Лазарев чувствовал себя неловко и перед своим механиком, потому что не мог и не умел скрыть равнодушия к технике. А Трошин так преданно, так нежно любил машину, что летчику собственное отношение к ней казалось предательством. Вот Трошин встал перед самолетом, ласково кивнул: "Запускай, командир!" Голову опустил, левым ухом к мотору, мягко двинул рукой: "Прибавь газу. Еще, еще…" Рука полезла вверх, замерла, пошла вниз: "Подбери газ. Еще малость, так…" Руки крестом: "Стоп! Глуши мотор". Идет навстречу, улыбается: "Все ясно, командир. Четвертый цилиндр. Сейчас посмотрим".

Лазарев ушел в училище летчиков со второго курса педагогического института. Весной, в конце учебного года, их, немногих парней, собрали в тесной аудитории. Перед ними выступил майор с серым от усталости лицом и глубокими складками в углах рта. Ничего армейского в нем не было - одутловатое, нездорового цвета лицо, прокуренные усы. Говорил он тусклым невыразительным голосом, роняя слова "международное положение", "война", "авиация".

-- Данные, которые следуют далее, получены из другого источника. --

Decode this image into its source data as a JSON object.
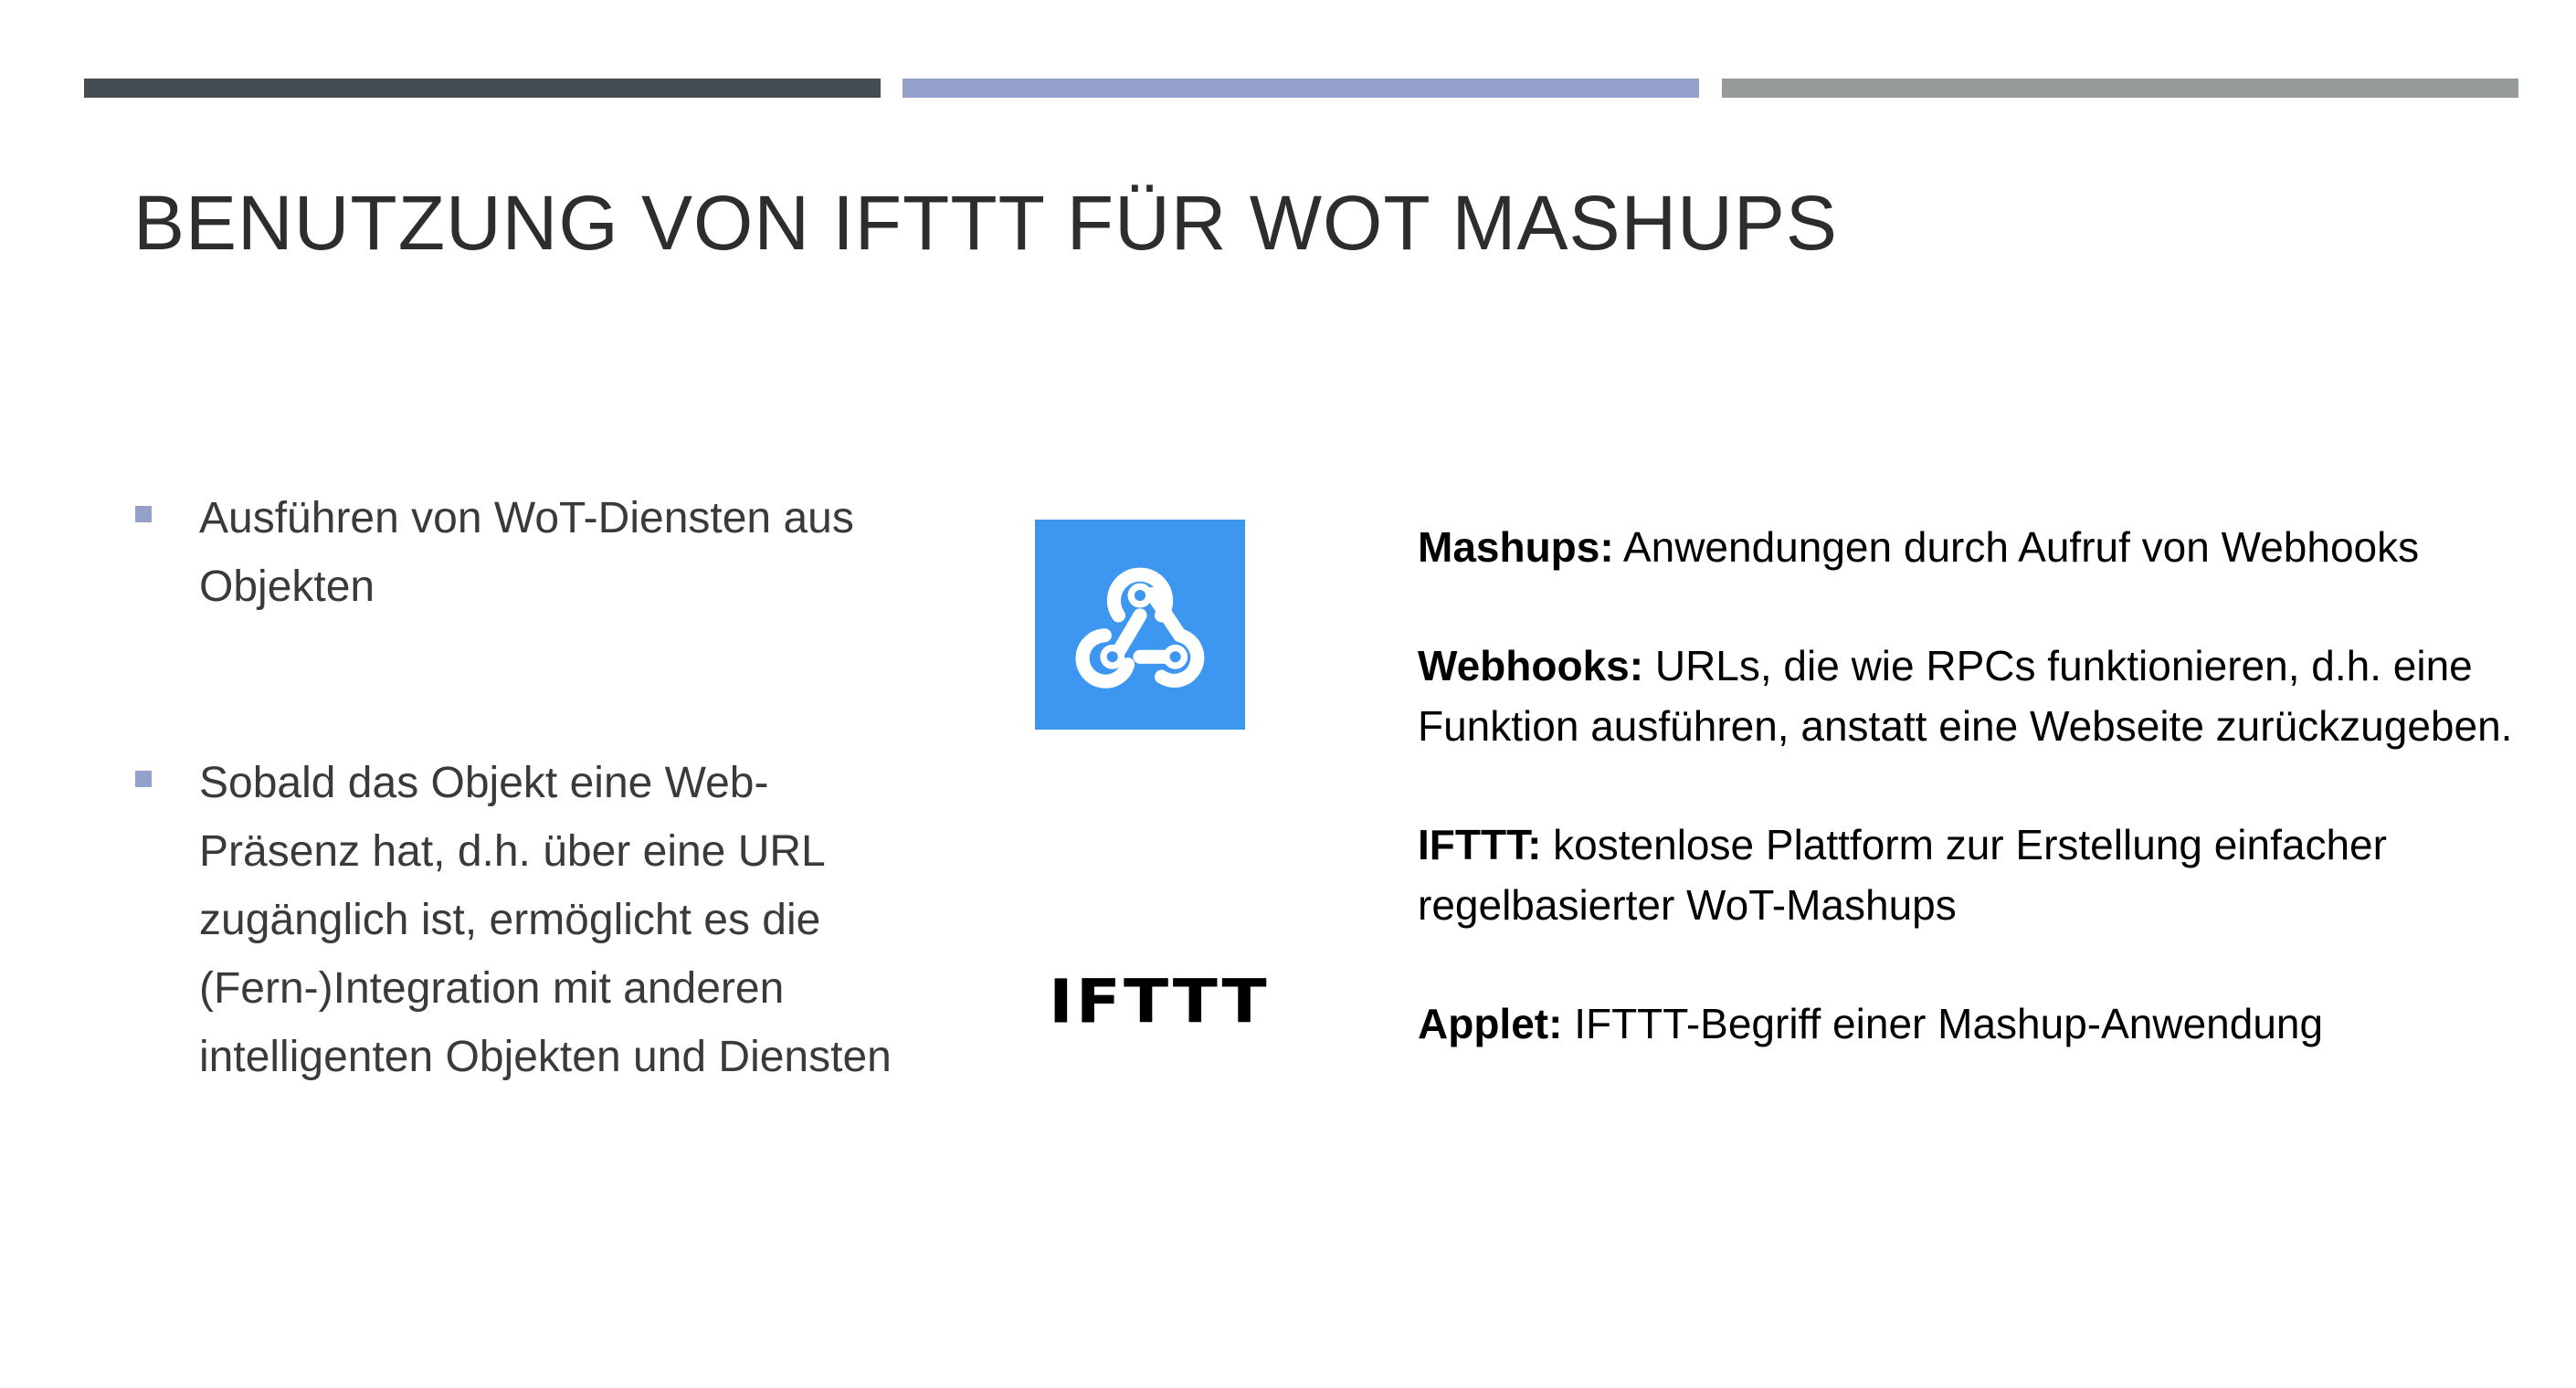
{
  "slide": {
    "title": "BENUTZUNG VON IFTTT FÜR WOT MASHUPS",
    "accent_colors": [
      "#454c52",
      "#95a1cb",
      "#969a9b"
    ],
    "bullets": [
      {
        "text": "Ausführen von WoT-Diensten aus Objekten"
      },
      {
        "text": "Sobald das Objekt eine Web-Präsenz hat, d.h. über eine URL zugänglich ist, ermöglicht es die (Fern-)Integration mit anderen intelligenten Objekten und Diensten"
      }
    ],
    "logos": {
      "webhook": {
        "icon": "webhook-icon",
        "background": "#3d97f0"
      },
      "ifttt": {
        "text": "IFTTT"
      }
    },
    "definitions": [
      {
        "term": "Mashups:",
        "text": " Anwendungen durch Aufruf von Webhooks"
      },
      {
        "term": "Webhooks:",
        "text": " URLs, die wie RPCs funktionieren, d.h. eine Funktion ausführen, anstatt eine Webseite zurückzugeben."
      },
      {
        "term": "IFTTT:",
        "text": " kostenlose Plattform zur Erstellung einfacher regelbasierter WoT-Mashups"
      },
      {
        "term": "Applet:",
        "text": " IFTTT-Begriff einer Mashup-Anwendung"
      }
    ]
  }
}
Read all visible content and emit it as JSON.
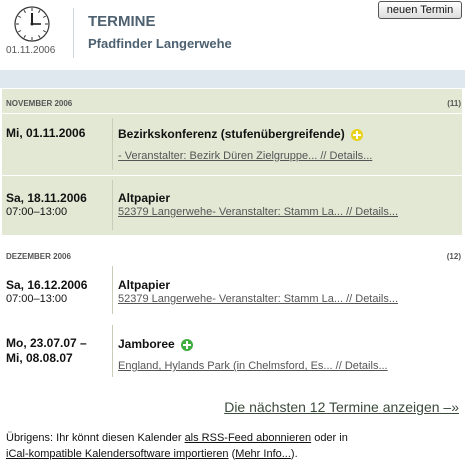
{
  "header": {
    "date": "01.11.2006",
    "title": "TERMINE",
    "subtitle": "Pfadfinder Langerwehe",
    "new_button": "neuen Termin"
  },
  "months": [
    {
      "label": "NOVEMBER 2006",
      "count": "(11)",
      "events": [
        {
          "date": "Mi, 01.11.2006",
          "time": "",
          "title": "Bezirkskonferenz (stufenübergreifende)",
          "detail": "- Veranstalter: Bezirk Düren Zielgruppe... // Details...",
          "icon": "yellow-cross-icon"
        },
        {
          "date": "Sa, 18.11.2006",
          "time": "07:00–13:00",
          "title": "Altpapier",
          "detail": "52379 Langerwehe- Veranstalter: Stamm La... // Details..."
        }
      ]
    },
    {
      "label": "DEZEMBER 2006",
      "count": "(12)",
      "events": [
        {
          "date": "Sa, 16.12.2006",
          "time": "07:00–13:00",
          "title": "Altpapier",
          "detail": "52379 Langerwehe- Veranstalter: Stamm La... // Details..."
        },
        {
          "date": "Mo, 23.07.07 –",
          "date2": "Mi, 08.08.07",
          "title": "Jamboree",
          "detail": "England, Hylands Park (in Chelmsford, Es... // Details...",
          "icon": "green-cross-icon"
        }
      ]
    }
  ],
  "more_link": "Die nächsten 12 Termine anzeigen –»",
  "footnote": {
    "text1": "Übrigens: Ihr könnt diesen Kalender ",
    "link1": "als RSS-Feed abonnieren",
    "text2": " oder in",
    "link2": "iCal-kompatible Kalendersoftware importieren",
    "text3": " (",
    "link3": "Mehr Info...",
    "text4": ")."
  },
  "colors": {
    "accent_title": "#4d6170",
    "band": "#e3e8d5",
    "yellow_icon": "#e8d21c",
    "green_icon": "#3fae3f"
  }
}
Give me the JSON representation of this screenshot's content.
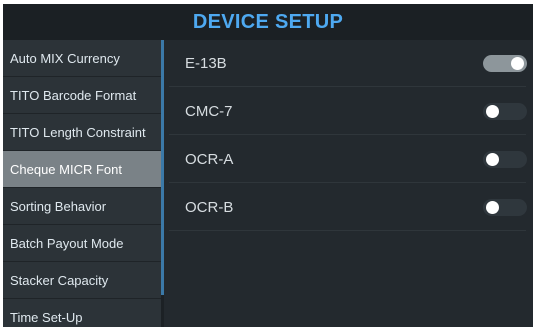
{
  "header": {
    "title": "DEVICE SETUP"
  },
  "sidebar": {
    "items": [
      {
        "label": "Auto MIX Currency",
        "active": false
      },
      {
        "label": "TITO Barcode Format",
        "active": false
      },
      {
        "label": "TITO Length Constraint",
        "active": false
      },
      {
        "label": "Cheque MICR Font",
        "active": true
      },
      {
        "label": "Sorting Behavior",
        "active": false
      },
      {
        "label": "Batch Payout Mode",
        "active": false
      },
      {
        "label": "Stacker Capacity",
        "active": false
      },
      {
        "label": "Time Set-Up",
        "active": false
      }
    ]
  },
  "options": [
    {
      "label": "E-13B",
      "enabled": true
    },
    {
      "label": "CMC-7",
      "enabled": false
    },
    {
      "label": "OCR-A",
      "enabled": false
    },
    {
      "label": "OCR-B",
      "enabled": false
    }
  ],
  "colors": {
    "accent": "#4ea9f1",
    "background": "#23292e",
    "sidebar": "#2c3338",
    "active_item": "#7a8287"
  }
}
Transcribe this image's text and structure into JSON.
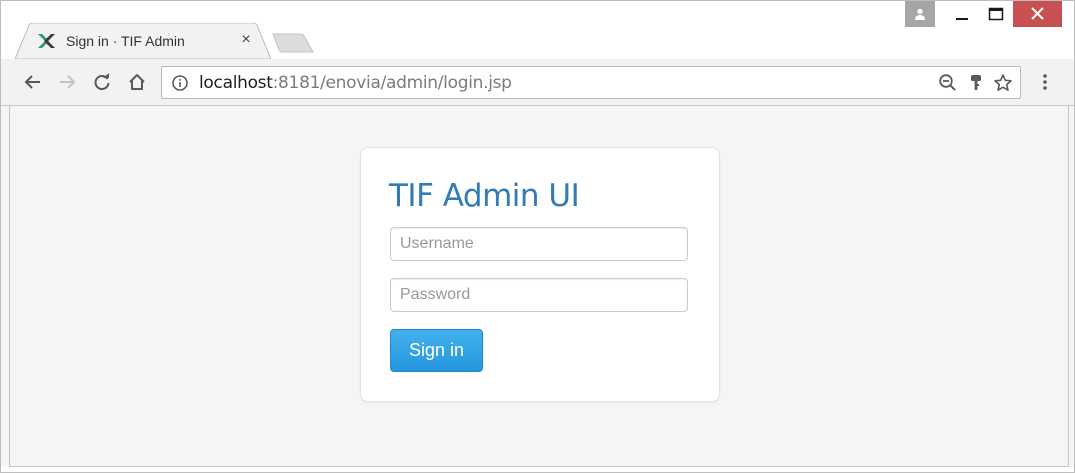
{
  "browser": {
    "tab": {
      "title": "Sign in · TIF Admin",
      "close_glyph": "×",
      "favicon": "tif-logo-icon"
    },
    "address": {
      "host": "localhost",
      "path": ":8181/enovia/admin/login.jsp"
    },
    "icons": {
      "back": "back-arrow-icon",
      "forward": "forward-arrow-icon",
      "reload": "reload-icon",
      "home": "home-icon",
      "info": "info-icon",
      "zoom": "zoom-out-icon",
      "key": "key-icon",
      "star": "bookmark-star-icon",
      "menu": "kebab-menu-icon"
    },
    "window_controls": {
      "close_color": "#c75050",
      "profile_color": "#a6a6a6"
    }
  },
  "login": {
    "heading": "TIF Admin UI",
    "username_placeholder": "Username",
    "password_placeholder": "Password",
    "submit_label": "Sign in"
  },
  "colors": {
    "heading": "#337ab7",
    "button": "#2ea0e6",
    "page_background": "#f5f5f5"
  }
}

Без внутреннего сопротивления и колебаний Лазарев согласился подать заявление в училище, хотя, наверное, мог бы и отказаться. Он был молод, здоров, хорошо учился. Так много было всего в жизни и так много она обещала, что казалось, и авиации в ней место найдется. И пусть война. Закончит войну, вернется в институт, получит диплом, станет учителем. И потому без чувства потери писал он позднее в анкетах: "Образование - педагогическое, незаконченное высшее", а здесь, на Балтике, как бы успокаивая себя, иногда думал, что ведь и командир полка когда-то учился в педтехникуме.

И когда было окончательно решено, что Лазарев едет в училище, он пришел к той, которую любил и которая давно и преданно любила его и лишь недавно, краснея, призналась, что заметила его еще на первом курсе и с тех пор не переставала думать о нем. Она удивилась: "Ты никогда не говорил об училище". - "Да, я не говорил, не думал… Так надо". Она сказала: "Мне все равно". Потом сказала "да" и поцеловала его сухими горячими губами.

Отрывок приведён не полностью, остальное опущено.